The second thing I discovered, is that piping multiple outputs from a single program using shell scripting is not as simple as I hoped, and googling it didn’t help me much there. Turns out there’s not much of a use-case for it, and most people never have to deal with it. By chance, I found an unrelated shell script in fish doing exactly that! How serendipitous.

Coming around to a solution

With all that knowledge at hand, I got to hacking away a solution. Here’s what I’ve come up with: instead of using the expected direnv hook fish | source directly, I inspected what exactly it didn, and tweaked it a bit to fit my purposes. Here’s what my direnv hook-up look like today:

function __direnv_export_eval --on-event fish_prompt;
    begin;
        begin;
            "/run/current-system/sw/bin/direnv" export fish
        end 1>| source
    end 2>| egrep -v -e "^direnv: export"
end;

The trick was to wrap the actual function call in two begin/end blocks, which duplicated my outputs, and pipe each one to a different command, filtering on the output I wanted, namely 1> and 2> for stdout and stderr respectively.

That certainly solves my problem for now, silecing the direnv: export ... log. But I think there should be a better way.

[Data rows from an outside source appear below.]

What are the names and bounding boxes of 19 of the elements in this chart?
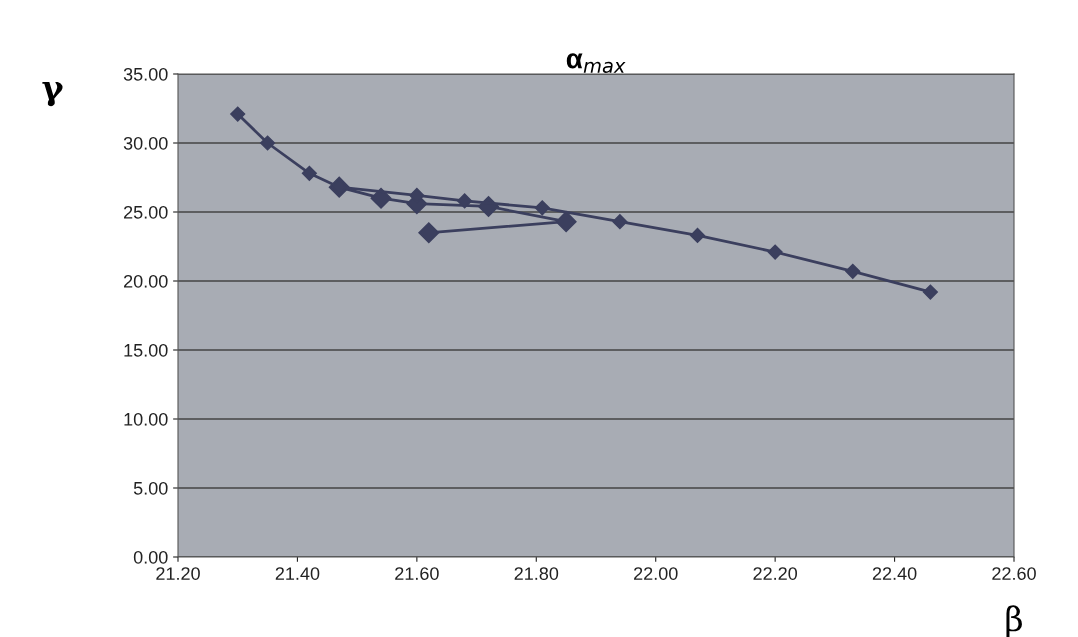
chart-title: α$_{max}$ — [566, 53, 626, 74]
x-tick-label: 22.40 — [872, 567, 917, 580]
y-tick-label: 10.00 — [124, 412, 168, 426]
x-tick-label: 21.20 — [156, 567, 200, 580]
y-tick-label: 30.00 — [123, 136, 168, 150]
x-tick-label: 22.20 — [753, 567, 798, 580]
x-tick-label: 22.60 — [992, 567, 1036, 580]
y-tick-label: 20.00 — [124, 274, 168, 288]
y-tick-label: 35.00 — [123, 67, 168, 81]
y-tick-label: 0.00 — [133, 550, 168, 564]
y-tick-label: 15.00 — [124, 343, 168, 357]
x-tick-label: 22.00 — [634, 567, 678, 580]
x-tick-label: 21.80 — [514, 567, 559, 580]
y-axis-title: γ — [42, 81, 63, 107]
x-tick-label: 21.60 — [395, 567, 439, 580]
y-tick-label: 5.00 — [133, 481, 168, 495]
y-tick-label: 25.00 — [124, 205, 168, 219]
x-axis-title: β — [1006, 605, 1022, 637]
x-tick-label: 21.40 — [275, 567, 320, 580]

Since all these 1> and 2> are mere alias for Unix file descriptors, and we can redirect them at will, I personally think logs should be piped over stdout, as expected, and the trick to pipe the environment back to the shell should use a non-printing file descriptor, like 3>. And if not, the actual behaviour should at least be more prominently documented, and maybe a quick example code of how to deal with them for the supported shells could be added as well.